The difference is that people are OK with a human asking for clarification, but systems like Siri need to have a near-zero error rare before people will consider them good (a person who has to repeat themselves once every 20 times will consider it bad, or at least not good enough)
I'm not sure people expect super-human performance out of Siri. An important difference is that a human who doesn't understand will say so, and ask to repeat the relevant part (or to choose between two alternatives), conversationally; or it will pick an interpretation which is not the intended one but was an understandable misunderstanding.
Contrast this with speech recognition, which will often substitute words that are nonsensical in context, making it look silly from a human perspective...
I think another important difference is that humans won't get stuck in a loop asking you for clarification the same way several times, after 2 or 3 times they'll typically change behaviors. Eg they'll ask you to spell the word or respond with the not-understood word with a questioning tone to signal that they don't understand what that word means.
This could be implemented though. Based on the part of the sentence that is understood, figure out most likely words for the missing part and ask a specific question about it to fill the gap.
See, it's not about hard coding such behavior. I would say that it reaches human level of understanding if it automatically learns these ways of solving the problem. Asking relevant questions can be hard coded, but it doesn't equal "understanding" the problem.
I think the chinese room experiment overlooks this part of "understanding"
Exactly, when SR has a low confidence level it needs to ask for you to repeat yourself. Not just choose the highest confidence match and hope for the best.
That's a good start but a probably the wrong interface for it, "non-native" in the context, a command initialized by voice should present the options by voice.
It's a valid HCI solution to a technical failure mode. Once the software has advanced to the point where the AI is truly conversational, it is a watershed moment.

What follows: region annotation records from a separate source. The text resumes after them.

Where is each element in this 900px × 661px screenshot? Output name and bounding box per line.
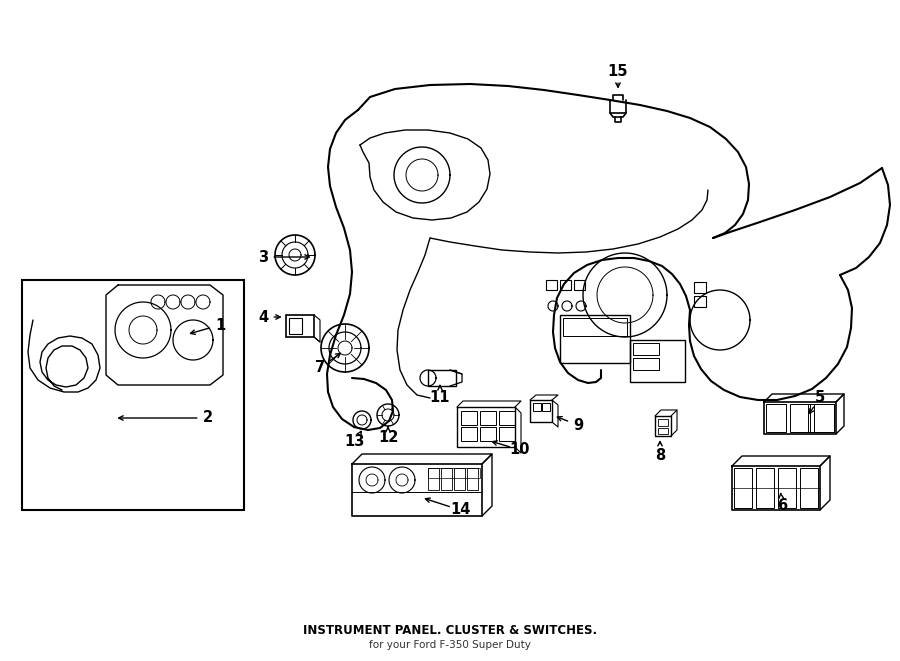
Bar [499, 427, 515, 441]
Bar [22, 280, 244, 510]
Text: 14: 14 [450, 502, 470, 518]
Bar [633, 358, 659, 370]
Bar [734, 468, 752, 508]
Bar [286, 315, 314, 337]
Bar [658, 428, 668, 434]
Text: 13: 13 [345, 434, 365, 449]
Bar [790, 404, 810, 432]
Text: 10: 10 [509, 442, 530, 457]
Bar [480, 427, 496, 441]
Bar [546, 280, 557, 290]
Text: 1: 1 [215, 317, 225, 332]
Bar [533, 403, 541, 411]
Bar [480, 411, 496, 425]
Text: 3: 3 [258, 249, 268, 264]
Text: 9: 9 [573, 418, 583, 432]
Bar [694, 282, 706, 293]
Bar [530, 400, 552, 422]
Text: 2: 2 [202, 410, 213, 426]
Bar [633, 343, 659, 355]
Bar [563, 318, 627, 336]
Bar [461, 427, 477, 441]
Bar [560, 315, 630, 363]
Bar [454, 468, 465, 490]
Bar [766, 404, 786, 432]
Text: INSTRUMENT PANEL. CLUSTER & SWITCHES.: INSTRUMENT PANEL. CLUSTER & SWITCHES. [303, 623, 597, 637]
Text: 12: 12 [378, 430, 398, 446]
Bar [499, 411, 515, 425]
Bar [630, 340, 685, 382]
Bar [814, 404, 834, 432]
Bar [778, 468, 796, 508]
Text: 7: 7 [315, 360, 325, 375]
Bar [808, 404, 834, 432]
Bar [542, 403, 550, 411]
Bar [756, 468, 774, 508]
Bar [441, 468, 452, 490]
Text: 4: 4 [258, 309, 268, 325]
Text: 6: 6 [777, 498, 788, 512]
Text: 11: 11 [430, 389, 450, 405]
Bar [289, 318, 302, 334]
Bar [428, 370, 456, 386]
Bar [658, 419, 668, 426]
Bar [428, 468, 480, 478]
Bar [467, 468, 478, 490]
Bar [428, 468, 439, 490]
Text: 5: 5 [814, 391, 825, 405]
Bar [694, 296, 706, 307]
Bar [560, 280, 571, 290]
Bar [574, 280, 585, 290]
Text: 8: 8 [655, 447, 665, 463]
Text: 15: 15 [608, 65, 628, 79]
Bar [461, 411, 477, 425]
Bar [800, 468, 818, 508]
Text: for your Ford F-350 Super Duty: for your Ford F-350 Super Duty [369, 640, 531, 650]
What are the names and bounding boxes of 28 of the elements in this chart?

The important thing here, IMO, is going to be how the system asks for clarification. Hearing the same canned "I'm sorry, I didn't quite get that, can you repeat?" phrase 20 times in a row is annoying. Having the computer say "I'm sorry, what was that last word?" or "I didn't quite catch that, did you want me to call Benny or Betty?" would be far more acceptable.
Like someone else mentioned, how it makes sense out of words is much more important than a zero error rate.

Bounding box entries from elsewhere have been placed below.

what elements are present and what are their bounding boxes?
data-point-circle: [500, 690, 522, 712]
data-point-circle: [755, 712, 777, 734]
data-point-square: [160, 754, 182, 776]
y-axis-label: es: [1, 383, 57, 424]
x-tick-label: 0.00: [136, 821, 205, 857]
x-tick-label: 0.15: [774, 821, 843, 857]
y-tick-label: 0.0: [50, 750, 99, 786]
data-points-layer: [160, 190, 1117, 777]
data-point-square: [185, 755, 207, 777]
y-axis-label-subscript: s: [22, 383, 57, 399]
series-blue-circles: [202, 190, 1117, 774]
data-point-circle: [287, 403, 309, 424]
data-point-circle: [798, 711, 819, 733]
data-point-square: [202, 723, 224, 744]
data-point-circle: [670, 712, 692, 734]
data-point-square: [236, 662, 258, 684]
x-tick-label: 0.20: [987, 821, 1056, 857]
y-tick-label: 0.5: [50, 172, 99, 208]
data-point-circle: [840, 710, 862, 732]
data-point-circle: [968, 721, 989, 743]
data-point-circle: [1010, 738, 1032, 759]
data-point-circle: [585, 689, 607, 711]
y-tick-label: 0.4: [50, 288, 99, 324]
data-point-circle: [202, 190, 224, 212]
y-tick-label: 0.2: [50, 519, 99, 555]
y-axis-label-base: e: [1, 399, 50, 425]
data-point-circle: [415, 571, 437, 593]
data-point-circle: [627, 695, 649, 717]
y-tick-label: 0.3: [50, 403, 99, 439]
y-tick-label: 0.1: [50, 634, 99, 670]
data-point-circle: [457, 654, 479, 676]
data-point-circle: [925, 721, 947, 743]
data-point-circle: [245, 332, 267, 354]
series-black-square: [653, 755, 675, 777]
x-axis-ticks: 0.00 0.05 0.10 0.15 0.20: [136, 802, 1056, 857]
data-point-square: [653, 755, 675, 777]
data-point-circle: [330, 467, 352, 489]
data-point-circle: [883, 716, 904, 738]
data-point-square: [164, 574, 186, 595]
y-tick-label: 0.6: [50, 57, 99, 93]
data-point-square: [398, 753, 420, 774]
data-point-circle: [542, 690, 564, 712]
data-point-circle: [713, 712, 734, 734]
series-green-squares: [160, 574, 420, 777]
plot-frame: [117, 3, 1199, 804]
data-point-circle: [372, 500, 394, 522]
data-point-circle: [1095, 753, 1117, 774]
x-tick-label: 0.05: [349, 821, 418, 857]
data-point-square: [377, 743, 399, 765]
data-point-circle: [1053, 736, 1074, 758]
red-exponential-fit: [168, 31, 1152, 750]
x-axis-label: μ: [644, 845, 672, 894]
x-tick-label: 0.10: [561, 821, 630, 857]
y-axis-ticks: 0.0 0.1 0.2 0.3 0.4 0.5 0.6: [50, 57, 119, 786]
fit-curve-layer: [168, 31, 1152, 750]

Understanding rate is less than 10%. If you don't match a keyword it gives a useless web search.
Personally I don't think understanding rate is the whole issue as much as reaction to error (which is partly understanding). You can't say "no that's not what I said" and Siri et al never keep enough context to say "huh? What did you say? Or "I didn't get that last part. can you repeat it?"
It's that errors in understanding or accuracy turn the whole thing into a complete shitshow.
One failure and you might as well pull over and type what you want.
Remember this is with low quality sound. It could be much higher under better conditions. Amazon's echo relies on good hardware as much as software, with an array of good mics.
One big problem with Siri is that it has zero sense of humor. That is, imho, what makes people feel tired talking to it. It's like talking to a boring civil servant.